I've taken a page from fellow blogger and writer Matt Stienberg and decided to post about what I accomplished in 2018 and what I intend to do during 2019.

So let's start with what I've done:

*I sold my bizarro comedy-horror novella Little People, Big Guns, which is slated for publication sometime in 2019. I owe the success for this one to my father Terry Quinn, who through a client learned that the 2015 World Horror Convention in Atlanta needed volunteers, and Anya Martin, who actually arranged for me to become a volunteer. Volunteering gained me access to a pitch session, where I pitched the concept to Jeff Burk, who thought it was hilarious. Once I expanded and revised the novella, I sent it to Mr. Burk when Deadite Press re-opened to submissions and voila!

*I learned more deeply the importance of conventions and what the most profitable ones would be. I sold an entire print run of thirty copies of The Thing in the Woods at the Atlanta Sci-Fi and Fantasy Expo in March for a little over $155 profit, in July profited nearly $400 thanks to splitting a table at The Atlanta Comic-Con with C.S. Johnson, and made roughly $100 profit splitting a table at the quarterly Atlanta Comic Convention in December with Robert Jeffrey. In contrast, I straight-up lost money on a fall festival in Snellville, the emerging authors' tent at the Decatur Book Festival, and a twofer book signing and small-town comic-con in Augusta, GA and Bishopville, SC respectively over the summer and made only a nominal profit on a gun show in May.

(I would have probably made more money at the gun show if I had more cash to make change--many patrons of the gun show didn't want to use their credit cards, I'm assuming for privacy reasons, and so I had to underprice--and if I had a more explicitly gun-focused product. Given the success of Larry Correia selling books on the gun circuit, I'll probably give gun shows another spin once Little People, Big Guns is ready and especially once Thing sequel The Atlanta Incursion is available.)

*Speaking of The Atlanta Incursion, I finished that and submitted it at the end of September. Hopefully that'll be accepted and published sometime in 2019. I can't speak for the publisher, but he did seem interested and I'm one of his more aggressive sellers.
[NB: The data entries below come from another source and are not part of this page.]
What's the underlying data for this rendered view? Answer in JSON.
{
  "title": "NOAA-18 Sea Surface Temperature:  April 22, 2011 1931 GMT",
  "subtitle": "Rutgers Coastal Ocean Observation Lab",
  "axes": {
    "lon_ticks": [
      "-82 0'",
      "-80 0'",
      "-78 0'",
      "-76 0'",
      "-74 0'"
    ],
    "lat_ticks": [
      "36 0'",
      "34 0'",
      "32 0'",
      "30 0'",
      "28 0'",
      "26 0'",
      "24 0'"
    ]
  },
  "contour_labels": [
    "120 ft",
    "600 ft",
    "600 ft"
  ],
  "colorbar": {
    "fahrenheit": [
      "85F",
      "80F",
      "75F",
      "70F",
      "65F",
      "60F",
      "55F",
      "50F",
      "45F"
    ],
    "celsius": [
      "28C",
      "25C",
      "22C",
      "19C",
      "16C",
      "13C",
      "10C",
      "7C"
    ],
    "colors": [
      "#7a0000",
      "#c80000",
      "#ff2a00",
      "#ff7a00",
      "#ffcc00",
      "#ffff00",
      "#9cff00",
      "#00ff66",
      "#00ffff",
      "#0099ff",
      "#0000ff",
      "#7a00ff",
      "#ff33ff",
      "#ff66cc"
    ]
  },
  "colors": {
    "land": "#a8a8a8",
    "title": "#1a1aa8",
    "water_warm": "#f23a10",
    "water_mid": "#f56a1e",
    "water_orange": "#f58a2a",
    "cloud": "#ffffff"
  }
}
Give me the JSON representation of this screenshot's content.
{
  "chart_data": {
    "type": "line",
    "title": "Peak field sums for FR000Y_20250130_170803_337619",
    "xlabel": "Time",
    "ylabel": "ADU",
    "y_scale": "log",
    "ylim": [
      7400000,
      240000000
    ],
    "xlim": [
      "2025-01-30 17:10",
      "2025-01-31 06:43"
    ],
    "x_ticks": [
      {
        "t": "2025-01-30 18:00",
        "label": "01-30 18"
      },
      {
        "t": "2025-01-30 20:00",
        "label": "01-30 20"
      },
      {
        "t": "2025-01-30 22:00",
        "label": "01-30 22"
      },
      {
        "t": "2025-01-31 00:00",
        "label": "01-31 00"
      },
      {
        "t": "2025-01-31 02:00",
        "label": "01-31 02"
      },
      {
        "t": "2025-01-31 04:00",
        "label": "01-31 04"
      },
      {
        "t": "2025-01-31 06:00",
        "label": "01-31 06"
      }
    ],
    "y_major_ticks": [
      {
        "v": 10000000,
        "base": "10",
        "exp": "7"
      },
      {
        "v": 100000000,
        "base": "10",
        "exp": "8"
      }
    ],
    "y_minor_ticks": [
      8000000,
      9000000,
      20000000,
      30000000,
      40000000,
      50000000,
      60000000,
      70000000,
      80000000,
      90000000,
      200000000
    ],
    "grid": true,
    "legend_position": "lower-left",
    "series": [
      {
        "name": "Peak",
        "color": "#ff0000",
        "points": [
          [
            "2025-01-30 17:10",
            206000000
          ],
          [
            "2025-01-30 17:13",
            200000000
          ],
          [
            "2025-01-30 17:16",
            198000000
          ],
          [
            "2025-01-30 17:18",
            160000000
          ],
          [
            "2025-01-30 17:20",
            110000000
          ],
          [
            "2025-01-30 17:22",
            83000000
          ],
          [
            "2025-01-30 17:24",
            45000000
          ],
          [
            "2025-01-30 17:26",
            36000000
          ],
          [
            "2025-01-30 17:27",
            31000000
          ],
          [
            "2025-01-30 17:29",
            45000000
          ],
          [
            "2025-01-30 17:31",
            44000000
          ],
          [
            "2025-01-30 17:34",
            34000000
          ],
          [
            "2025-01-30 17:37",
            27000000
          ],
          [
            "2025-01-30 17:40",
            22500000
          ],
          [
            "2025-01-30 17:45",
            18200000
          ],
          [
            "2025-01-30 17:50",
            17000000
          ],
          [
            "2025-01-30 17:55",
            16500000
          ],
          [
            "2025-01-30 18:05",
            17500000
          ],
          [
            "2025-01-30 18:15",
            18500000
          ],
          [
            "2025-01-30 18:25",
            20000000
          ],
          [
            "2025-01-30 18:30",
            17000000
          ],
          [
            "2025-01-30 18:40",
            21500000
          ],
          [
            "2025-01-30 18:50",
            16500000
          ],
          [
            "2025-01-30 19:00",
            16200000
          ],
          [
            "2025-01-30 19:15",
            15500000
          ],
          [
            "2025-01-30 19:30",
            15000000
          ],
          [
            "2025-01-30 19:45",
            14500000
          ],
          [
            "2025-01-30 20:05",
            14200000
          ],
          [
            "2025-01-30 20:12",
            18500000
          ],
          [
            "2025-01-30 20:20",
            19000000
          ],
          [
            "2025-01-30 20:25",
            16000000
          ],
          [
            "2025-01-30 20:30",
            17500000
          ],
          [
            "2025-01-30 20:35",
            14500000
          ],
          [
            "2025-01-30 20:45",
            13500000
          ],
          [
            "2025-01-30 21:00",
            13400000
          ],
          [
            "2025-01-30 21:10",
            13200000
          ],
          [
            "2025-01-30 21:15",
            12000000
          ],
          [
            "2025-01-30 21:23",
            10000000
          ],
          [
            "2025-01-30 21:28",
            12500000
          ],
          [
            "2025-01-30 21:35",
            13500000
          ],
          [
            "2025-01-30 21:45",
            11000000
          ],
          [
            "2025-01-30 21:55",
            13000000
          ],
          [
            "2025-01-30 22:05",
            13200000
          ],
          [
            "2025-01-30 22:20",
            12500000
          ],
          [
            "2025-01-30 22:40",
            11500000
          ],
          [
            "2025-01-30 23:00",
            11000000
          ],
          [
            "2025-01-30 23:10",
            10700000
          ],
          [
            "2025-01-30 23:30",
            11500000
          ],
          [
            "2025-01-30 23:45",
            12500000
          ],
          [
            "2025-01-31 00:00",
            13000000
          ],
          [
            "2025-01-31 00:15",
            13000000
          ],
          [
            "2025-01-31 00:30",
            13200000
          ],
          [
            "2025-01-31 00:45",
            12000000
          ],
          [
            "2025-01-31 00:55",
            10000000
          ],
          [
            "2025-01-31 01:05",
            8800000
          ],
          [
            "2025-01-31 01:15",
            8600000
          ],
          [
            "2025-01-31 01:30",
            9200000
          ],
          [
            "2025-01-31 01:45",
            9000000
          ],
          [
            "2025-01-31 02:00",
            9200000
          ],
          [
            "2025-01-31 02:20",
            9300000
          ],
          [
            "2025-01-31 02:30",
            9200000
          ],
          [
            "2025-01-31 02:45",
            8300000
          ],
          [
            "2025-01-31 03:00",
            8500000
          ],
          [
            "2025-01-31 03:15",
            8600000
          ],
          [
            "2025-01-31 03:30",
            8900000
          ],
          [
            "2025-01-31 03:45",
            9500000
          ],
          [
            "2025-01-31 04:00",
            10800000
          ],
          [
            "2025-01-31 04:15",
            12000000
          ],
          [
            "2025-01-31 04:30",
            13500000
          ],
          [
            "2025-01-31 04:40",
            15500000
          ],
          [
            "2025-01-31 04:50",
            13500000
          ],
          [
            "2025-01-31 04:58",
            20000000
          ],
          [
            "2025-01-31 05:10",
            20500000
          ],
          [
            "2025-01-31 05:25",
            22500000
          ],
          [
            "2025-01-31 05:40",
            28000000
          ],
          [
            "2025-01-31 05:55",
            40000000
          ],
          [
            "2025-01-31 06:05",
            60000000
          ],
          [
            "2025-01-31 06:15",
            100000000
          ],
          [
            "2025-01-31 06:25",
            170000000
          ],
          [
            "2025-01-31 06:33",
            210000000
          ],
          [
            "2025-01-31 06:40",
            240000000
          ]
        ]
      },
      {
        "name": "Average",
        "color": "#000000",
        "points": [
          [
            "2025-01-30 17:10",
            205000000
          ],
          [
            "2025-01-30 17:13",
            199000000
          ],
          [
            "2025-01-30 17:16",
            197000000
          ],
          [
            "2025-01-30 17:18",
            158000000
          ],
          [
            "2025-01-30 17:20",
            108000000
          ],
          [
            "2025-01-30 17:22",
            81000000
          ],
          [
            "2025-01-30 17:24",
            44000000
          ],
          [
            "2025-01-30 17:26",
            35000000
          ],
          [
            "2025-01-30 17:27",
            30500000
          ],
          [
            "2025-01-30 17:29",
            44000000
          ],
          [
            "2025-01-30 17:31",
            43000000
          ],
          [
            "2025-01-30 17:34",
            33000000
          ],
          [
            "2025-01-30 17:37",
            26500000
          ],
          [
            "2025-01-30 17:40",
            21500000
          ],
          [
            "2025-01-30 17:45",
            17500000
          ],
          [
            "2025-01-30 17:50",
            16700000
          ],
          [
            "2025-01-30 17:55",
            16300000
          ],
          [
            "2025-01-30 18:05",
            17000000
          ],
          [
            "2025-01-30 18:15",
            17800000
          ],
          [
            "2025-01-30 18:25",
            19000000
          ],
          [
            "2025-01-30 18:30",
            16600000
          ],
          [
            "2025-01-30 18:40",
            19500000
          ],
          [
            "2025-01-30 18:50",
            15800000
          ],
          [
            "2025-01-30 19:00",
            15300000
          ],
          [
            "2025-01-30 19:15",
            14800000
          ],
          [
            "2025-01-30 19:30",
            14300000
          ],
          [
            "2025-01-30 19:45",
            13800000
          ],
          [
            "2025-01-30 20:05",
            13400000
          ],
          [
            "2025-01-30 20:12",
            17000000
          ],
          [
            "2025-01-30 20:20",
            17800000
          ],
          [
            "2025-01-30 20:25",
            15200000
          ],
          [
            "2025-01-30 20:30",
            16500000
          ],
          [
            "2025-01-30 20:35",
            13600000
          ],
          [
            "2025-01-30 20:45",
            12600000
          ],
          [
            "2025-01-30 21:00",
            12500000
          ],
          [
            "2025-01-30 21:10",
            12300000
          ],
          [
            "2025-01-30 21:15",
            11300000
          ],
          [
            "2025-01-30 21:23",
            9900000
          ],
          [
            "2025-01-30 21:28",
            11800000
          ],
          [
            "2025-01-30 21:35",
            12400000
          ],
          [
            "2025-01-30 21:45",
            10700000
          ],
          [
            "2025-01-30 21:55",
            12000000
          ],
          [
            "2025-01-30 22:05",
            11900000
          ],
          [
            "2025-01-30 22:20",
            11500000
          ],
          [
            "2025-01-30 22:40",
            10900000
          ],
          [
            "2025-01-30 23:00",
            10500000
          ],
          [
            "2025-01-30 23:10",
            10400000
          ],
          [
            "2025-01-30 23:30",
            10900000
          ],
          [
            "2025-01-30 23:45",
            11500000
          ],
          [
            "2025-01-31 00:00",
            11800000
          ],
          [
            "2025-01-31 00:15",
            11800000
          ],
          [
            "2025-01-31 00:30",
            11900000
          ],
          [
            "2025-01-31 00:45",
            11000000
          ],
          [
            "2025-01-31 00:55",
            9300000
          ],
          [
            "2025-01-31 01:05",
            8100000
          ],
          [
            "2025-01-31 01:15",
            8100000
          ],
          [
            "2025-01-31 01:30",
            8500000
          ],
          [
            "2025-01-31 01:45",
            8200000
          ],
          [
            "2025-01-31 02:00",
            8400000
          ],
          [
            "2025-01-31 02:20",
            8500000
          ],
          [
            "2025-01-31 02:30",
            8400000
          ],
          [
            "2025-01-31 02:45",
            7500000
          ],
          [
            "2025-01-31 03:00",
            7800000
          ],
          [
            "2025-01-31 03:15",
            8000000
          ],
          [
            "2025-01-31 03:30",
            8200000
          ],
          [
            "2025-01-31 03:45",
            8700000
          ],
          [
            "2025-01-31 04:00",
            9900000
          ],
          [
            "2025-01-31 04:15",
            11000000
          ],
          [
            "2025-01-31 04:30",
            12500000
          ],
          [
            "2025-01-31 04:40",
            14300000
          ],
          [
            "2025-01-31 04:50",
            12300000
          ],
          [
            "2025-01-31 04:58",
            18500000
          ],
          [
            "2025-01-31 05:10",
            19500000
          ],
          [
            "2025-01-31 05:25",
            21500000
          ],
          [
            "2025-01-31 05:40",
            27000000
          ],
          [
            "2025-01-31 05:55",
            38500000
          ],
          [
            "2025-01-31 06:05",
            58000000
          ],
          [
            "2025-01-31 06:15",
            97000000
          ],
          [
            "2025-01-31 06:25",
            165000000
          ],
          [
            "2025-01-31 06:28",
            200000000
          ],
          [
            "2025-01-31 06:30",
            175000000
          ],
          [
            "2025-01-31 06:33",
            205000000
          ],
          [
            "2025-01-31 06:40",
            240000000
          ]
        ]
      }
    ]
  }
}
*I started writing Blood on the Border, the first work of fiction set in my Federated Worlds universe. This is a project I intend to go full independent on, and it'll hopefully open the door to making lots of money at more explicitly science-fiction conventions like Treklanta and SphinxCon.

Now, onto my goals for 2019:

*Make a killing (heh) at the Atlanta Days of the Dead, which I will be attending with T.S. Dann at the end of January. I still have between 60 and 100 copies of Thing and a few copies of The Best of Heroic Fantasy Quarterly Vol. 2 and this is a horror-focused event, so this has the potential to be extremely lucrative.

*Finish Blood, run it through writing group, and get paperback editions available for Treklanta and SphinxCon. Assuming SphinxCon is the same time as it was last year (early November) that won't be a problem, but Treklanta is Memorial Day Weekend. That could be the tricky part. Treklanta might not be as lucrative as I'm hoping because FW is intended to be a critique of Star Trek in some ways--rather than "we don't have money in the 24th Century," it's an automated economy where most people don't need to work and one species' equivalent to Surak is more like Josef Stalin than Jesus Christ--but SphinxCon is a general military SF/fantasy convention.

*Continue with the comic conventions. The Atlanta Comic Convention is quarterly, while the big Atlanta Comic-Con is slated to return as well. I've done pretty well at these and once I have a greater variety of products to sell, I anticipate things will be even better. Having a table partner is particularly important, especially for the pricey conventions like Atlanta Comic-Con and Days of the Dead.

*The Decatur Book Festival has many other options besides the emerging-author tent, such as the Atlanta Writers' Club booth. I'll definitely sign up for a slot there with the AWC again.

*Assuming TAI is accepted and published sometime this year, I will begin working more intensely on the third book, The Walking Worm, which is more akin to the small-town Southern horror of Thing as opposed to the MIB/UFO stuff that TAI introduces. To make an X-Files analogy, TWW is more "monster of the week" while TAI introduces an overarching mythos. Not sure if I can get that manuscript done and submitted in 2019 given how I don't even have a full outline, but if I can keep my focus anything's possible.

*Battle for the Wastelands has been under consideration by a major publisher for some time, but they don't want it, it's time to self-publish. I have a prequel novella "Son of Grendel" centered on the villain's son already written and a prequel novella "Ruled in Rage" focused on the villain himself as a youth partially written. If I finish "Rage" I could put out Battle first and on the 90 and 180 day mark after that put out a novella. I don't have a lot of the second Wastelands book Escape written yet, which could be a problem.